Start by launching a scheduler in some terminal on some machine.

dask scheduler

After the launch, the IP of the scheduler will be displayed. Copy it. Then, open more terminals to launch as many dask workers as you like with

dask worker <scheduler-ip>

Finally, write a function to build the dask client and register it as the dask backend. Place the code somewhere in your codebase, preferably, where you store the main configuration of your project in config.py or another module that will be imported during execution.

from pytask_parallel import ParallelBackend
from pytask_parallel import registry
from concurrent.futures import Executor
from dask.distributed import Client


def _build_dask_executor(n_workers: int) -> Executor:
    return Client(address="<scheduler-ip>").get_executor()

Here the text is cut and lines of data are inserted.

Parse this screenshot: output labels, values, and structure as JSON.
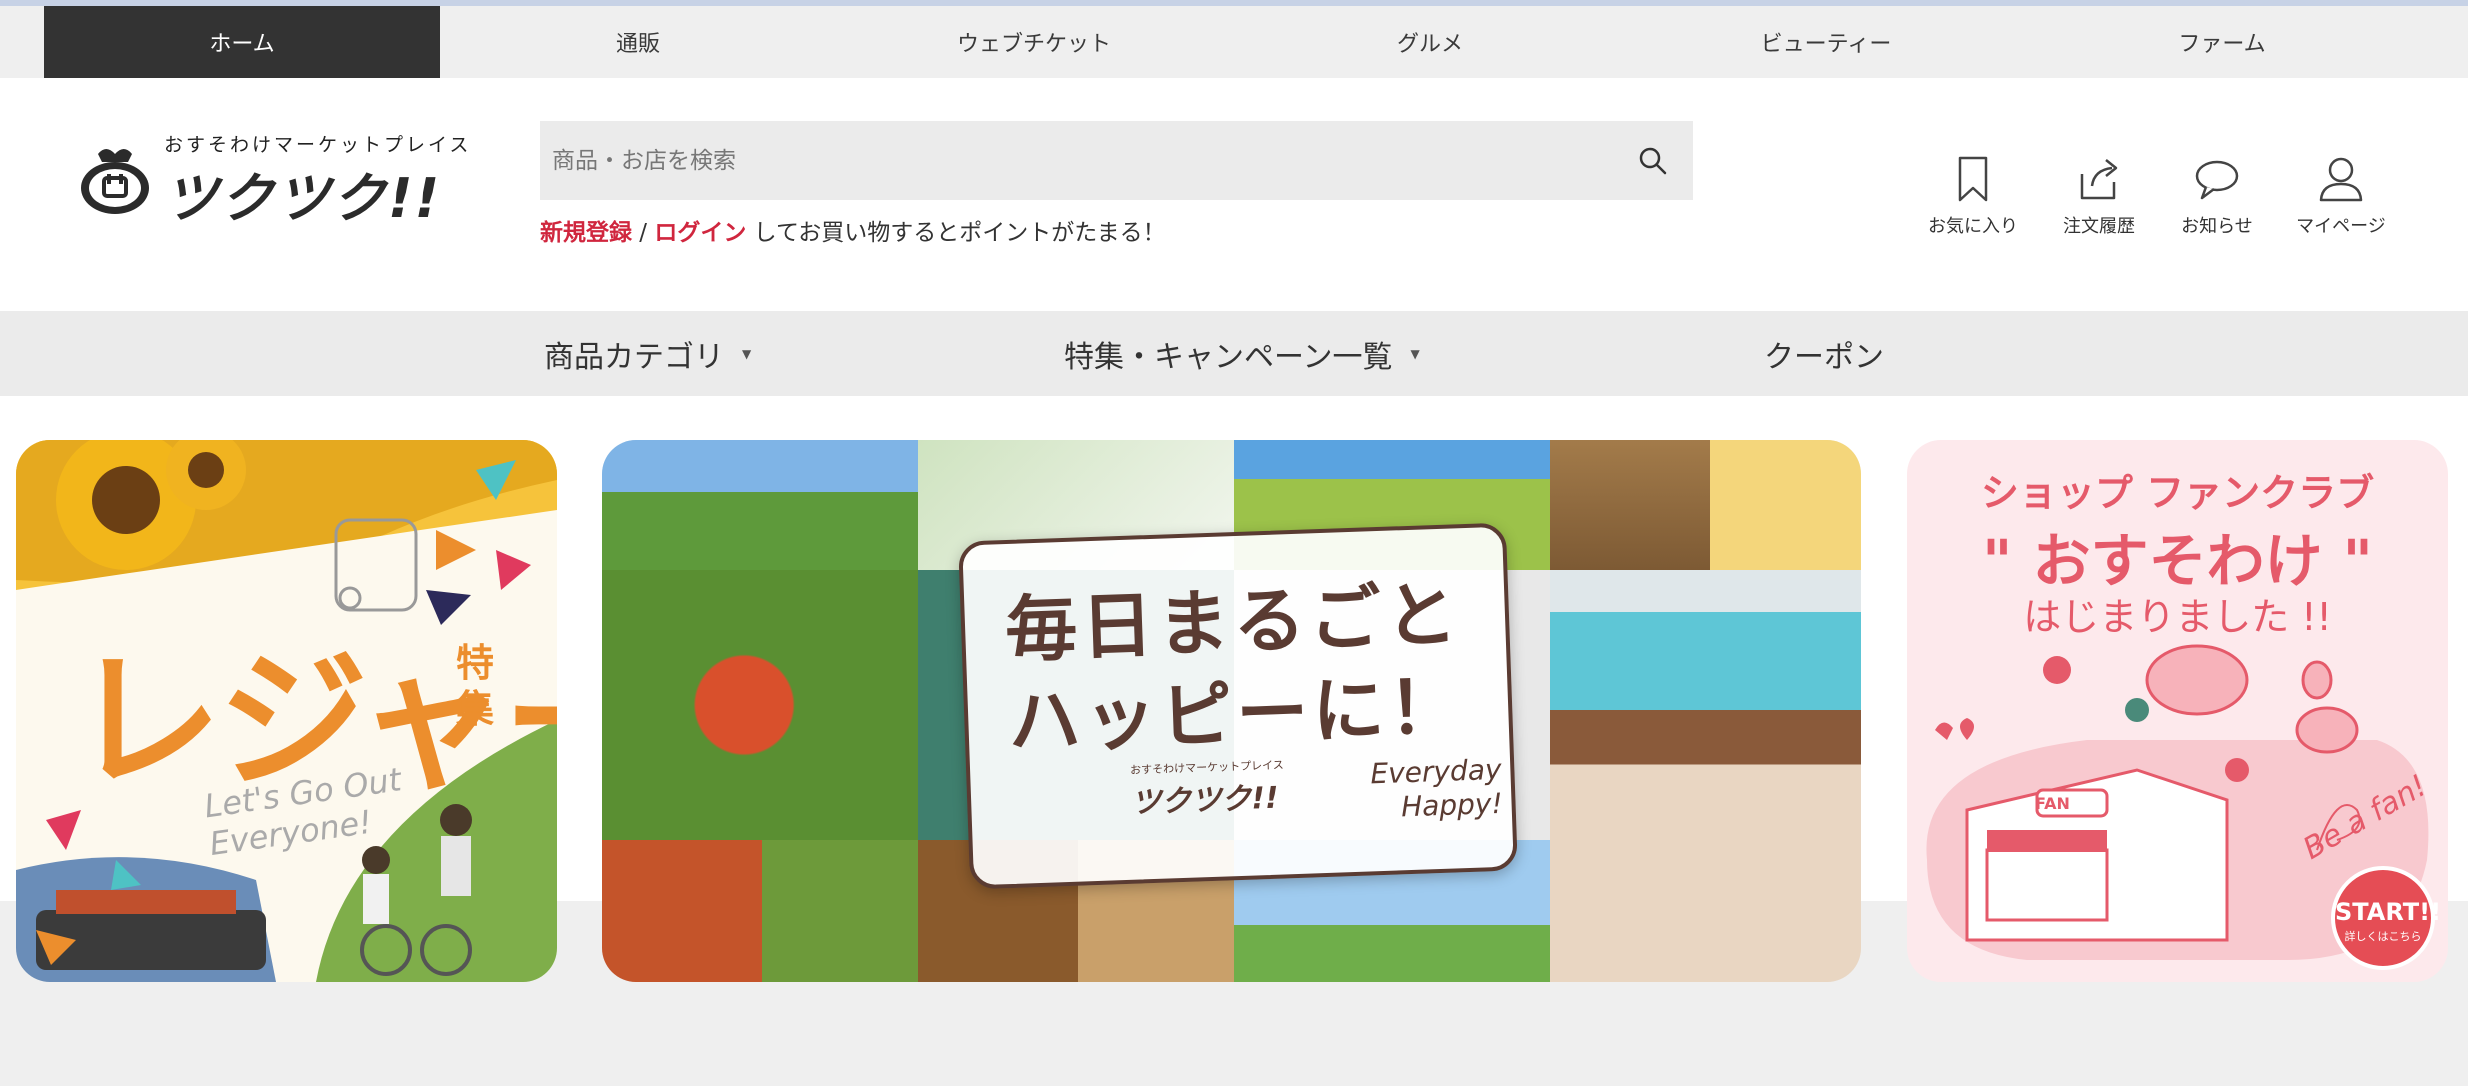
{
  "top_tabs": [
    {
      "label": "ホーム",
      "active": true
    },
    {
      "label": "通販",
      "active": false
    },
    {
      "label": "ウェブチケット",
      "active": false
    },
    {
      "label": "グルメ",
      "active": false
    },
    {
      "label": "ビューティー",
      "active": false
    },
    {
      "label": "ファーム",
      "active": false
    }
  ],
  "logo": {
    "subtitle": "おすそわけマーケットプレイス",
    "name": "ツクツク!!"
  },
  "search": {
    "placeholder": "商品・お店を検索",
    "icon": "search-icon"
  },
  "promo": {
    "register": "新規登録",
    "separator": " / ",
    "login": "ログイン",
    "message": " してお買い物するとポイントがたまる！"
  },
  "header_icons": [
    {
      "label": "お気に入り",
      "icon": "bookmark-icon"
    },
    {
      "label": "注文履歴",
      "icon": "share-icon"
    },
    {
      "label": "お知らせ",
      "icon": "speech-bubble-icon"
    },
    {
      "label": "マイページ",
      "icon": "user-icon"
    }
  ],
  "category_nav": [
    {
      "label": "商品カテゴリ",
      "dropdown": true
    },
    {
      "label": "特集・キャンペーン一覧",
      "dropdown": true
    },
    {
      "label": "クーポン",
      "dropdown": false
    }
  ],
  "banners": {
    "leisure": {
      "title": "レジャー",
      "suffix": "特集",
      "tagline": "Let's Go Out Everyone!"
    },
    "happy": {
      "headline_line1": "毎日まるごと",
      "headline_line2": "ハッピーに！",
      "brand_sub": "おすそわけマーケットプレイス",
      "brand": "ツクツク!!",
      "everyday_line1": "Everyday",
      "everyday_line2": "Happy!"
    },
    "fanclub": {
      "line1": "ショップ ファンクラブ",
      "line2": "\" おすそわけ \"",
      "line3": "はじまりました !!",
      "badge_main": "START!!",
      "badge_sub": "詳しくはこちら",
      "fan_sign": "FAN",
      "script": "Be a fan!"
    }
  },
  "colors": {
    "accent_red": "#d0263e",
    "active_tab": "#333333",
    "leisure_orange": "#ec8e2d",
    "fanclub_pink": "#e55a6a",
    "happy_brown": "#5a3b32"
  }
}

registry.register_parallel_backend(ParallelBackend.DASK, _build_dask_executor)

You can also register it as the custom executor using pytask_parallel.ParallelBackend.CUSTOM to switch back to the default dask executor quickly.

See also

You can find more information in the documentation for dask.distributed.

Remote

You can learn how to deploy your tasks to a remote dask cluster in this guide. They recommend to use coiled for deployment to cloud providers.

coiled is a product built on top of dask that eases the deployment of your workflow to many cloud providers like AWS, GCP, and Azure.

If you want to run the tasks in your project on a cluster managed by coiled read this guide.

Otherwise, follow the instructions in dask’s guide.